Lance Ulanoff of Mashable spent time with Phil Schiller, Craig Federighi, Alan Dye, and Dan Riccio to talk about the development of the iPhone X. They mostly reiterated the talking points of past statements and events, but there are some new things as well. For instance, they revealed that they had originally intended this iPhone to debut in 2018, but fast-tracked it for release this year, and that required some tough decisions to be made in a tight timeframe:
When Apple made the choice to drop the home button and Touch ID fingerprint scanning in favor of Face ID, Riccio said they went “all in” with that functional decision. “We spent no time looking at [putting] fingerprints on the back or through the glass or on the side,” he said.
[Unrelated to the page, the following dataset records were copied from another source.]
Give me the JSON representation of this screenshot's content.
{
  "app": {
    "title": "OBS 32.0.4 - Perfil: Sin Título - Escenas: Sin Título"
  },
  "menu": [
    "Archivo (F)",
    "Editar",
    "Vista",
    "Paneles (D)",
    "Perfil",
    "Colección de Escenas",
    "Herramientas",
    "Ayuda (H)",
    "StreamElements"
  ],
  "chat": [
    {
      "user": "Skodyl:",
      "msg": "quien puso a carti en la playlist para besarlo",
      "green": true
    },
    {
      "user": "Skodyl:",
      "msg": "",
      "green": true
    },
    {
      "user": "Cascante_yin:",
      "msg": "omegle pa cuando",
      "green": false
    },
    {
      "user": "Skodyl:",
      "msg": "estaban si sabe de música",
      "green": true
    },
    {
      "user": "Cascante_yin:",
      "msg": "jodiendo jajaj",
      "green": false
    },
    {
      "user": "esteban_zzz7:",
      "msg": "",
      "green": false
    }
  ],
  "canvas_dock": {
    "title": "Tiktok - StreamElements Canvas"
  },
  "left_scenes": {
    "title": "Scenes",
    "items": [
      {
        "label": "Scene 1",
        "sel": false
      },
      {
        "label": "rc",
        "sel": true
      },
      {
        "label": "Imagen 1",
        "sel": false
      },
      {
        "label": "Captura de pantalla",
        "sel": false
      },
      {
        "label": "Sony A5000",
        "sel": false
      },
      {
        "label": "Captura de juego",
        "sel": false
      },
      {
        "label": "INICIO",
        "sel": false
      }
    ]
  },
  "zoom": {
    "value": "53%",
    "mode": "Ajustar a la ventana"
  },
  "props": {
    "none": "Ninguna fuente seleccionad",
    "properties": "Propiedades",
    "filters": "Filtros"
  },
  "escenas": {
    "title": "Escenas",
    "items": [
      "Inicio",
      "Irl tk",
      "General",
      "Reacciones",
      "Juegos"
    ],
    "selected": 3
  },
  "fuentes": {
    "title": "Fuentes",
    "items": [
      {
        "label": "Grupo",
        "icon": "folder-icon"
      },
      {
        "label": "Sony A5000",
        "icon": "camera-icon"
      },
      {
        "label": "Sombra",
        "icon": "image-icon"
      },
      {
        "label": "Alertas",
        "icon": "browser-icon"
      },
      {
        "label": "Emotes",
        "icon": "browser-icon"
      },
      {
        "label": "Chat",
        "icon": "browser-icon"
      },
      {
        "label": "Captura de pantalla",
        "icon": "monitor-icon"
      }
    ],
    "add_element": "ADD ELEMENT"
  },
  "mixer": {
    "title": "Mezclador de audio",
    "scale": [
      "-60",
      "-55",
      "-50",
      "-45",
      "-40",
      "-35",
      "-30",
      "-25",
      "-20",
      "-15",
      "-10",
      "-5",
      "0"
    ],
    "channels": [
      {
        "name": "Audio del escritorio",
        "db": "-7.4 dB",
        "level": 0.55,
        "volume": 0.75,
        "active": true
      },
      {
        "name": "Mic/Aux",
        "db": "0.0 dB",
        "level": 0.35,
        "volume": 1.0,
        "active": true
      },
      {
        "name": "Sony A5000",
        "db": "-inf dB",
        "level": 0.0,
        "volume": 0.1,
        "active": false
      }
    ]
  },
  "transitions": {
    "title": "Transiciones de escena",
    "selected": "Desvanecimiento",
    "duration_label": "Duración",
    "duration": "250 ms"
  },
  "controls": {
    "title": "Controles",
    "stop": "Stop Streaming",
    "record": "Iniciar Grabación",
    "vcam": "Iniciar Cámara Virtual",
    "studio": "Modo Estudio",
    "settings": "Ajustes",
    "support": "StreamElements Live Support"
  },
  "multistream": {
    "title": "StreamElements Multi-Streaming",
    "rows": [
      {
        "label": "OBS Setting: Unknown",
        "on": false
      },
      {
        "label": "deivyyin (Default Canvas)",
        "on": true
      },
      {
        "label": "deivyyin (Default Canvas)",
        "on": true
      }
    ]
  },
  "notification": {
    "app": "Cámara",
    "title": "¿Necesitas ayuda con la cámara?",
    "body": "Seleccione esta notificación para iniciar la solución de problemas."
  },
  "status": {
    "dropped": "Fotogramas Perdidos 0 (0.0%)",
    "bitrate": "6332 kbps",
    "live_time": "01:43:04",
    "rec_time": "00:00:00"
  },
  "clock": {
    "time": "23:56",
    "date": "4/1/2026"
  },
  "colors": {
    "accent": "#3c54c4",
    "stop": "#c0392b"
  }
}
Apple did it because they believed in the quality of Face ID security and screen unlocking, with executives describing it as good as second-generation Touch ID, but also because there simply wasn’t time.
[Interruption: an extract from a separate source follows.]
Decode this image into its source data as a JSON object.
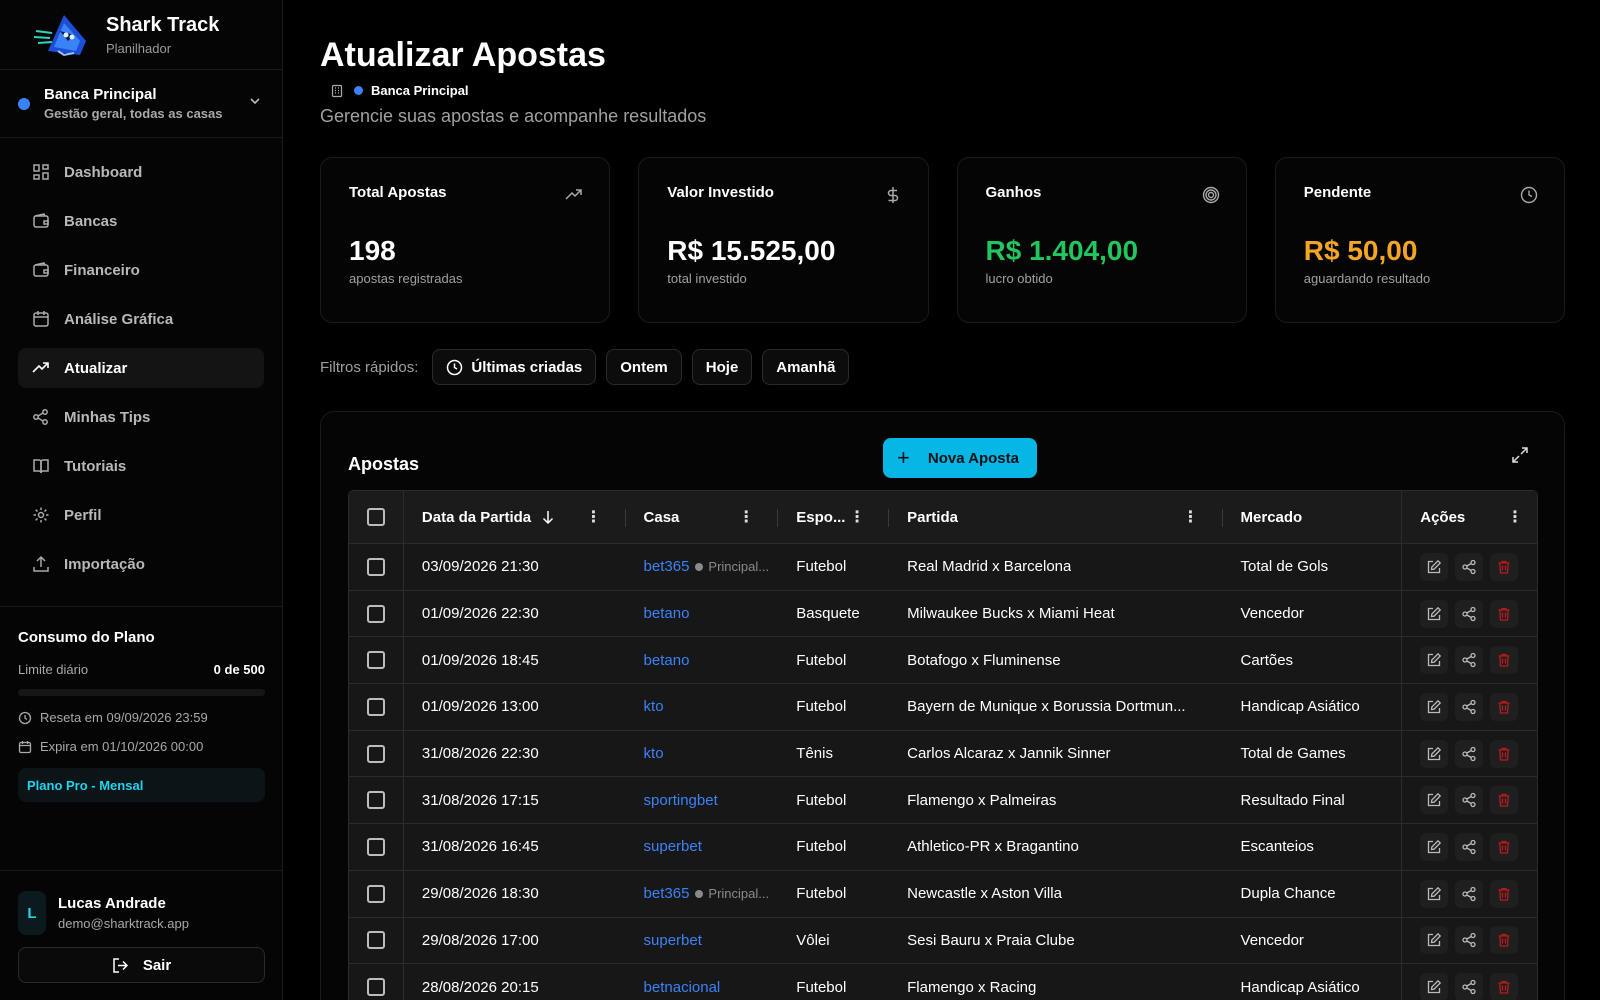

Matthew Panzarino of TechCrunch was told the same thing, and it seems to put to rest the sketchy photos published prior to the iPhone X’s debut indicating that a rear-mounted fingerprint reader was being tested. I’m very excited to give Face ID a shot on my own iPhone, especially after reading Nicole Nguyen’s review at Buzzfeed.
Unlike the home button, this gesture bar serves one purpose: swiping up to open the iPhone X. However, even after people learn the new gesture, you can’t switch off the bar, confirmed Federighi.
I was curious about whether there would be a toggle for that, perhaps buried deep in Accessibility settings. Even though it can’t be, I’m excited to see where Apple can take the iPhone’s on-screen interface once users get the feel of a home button-free device.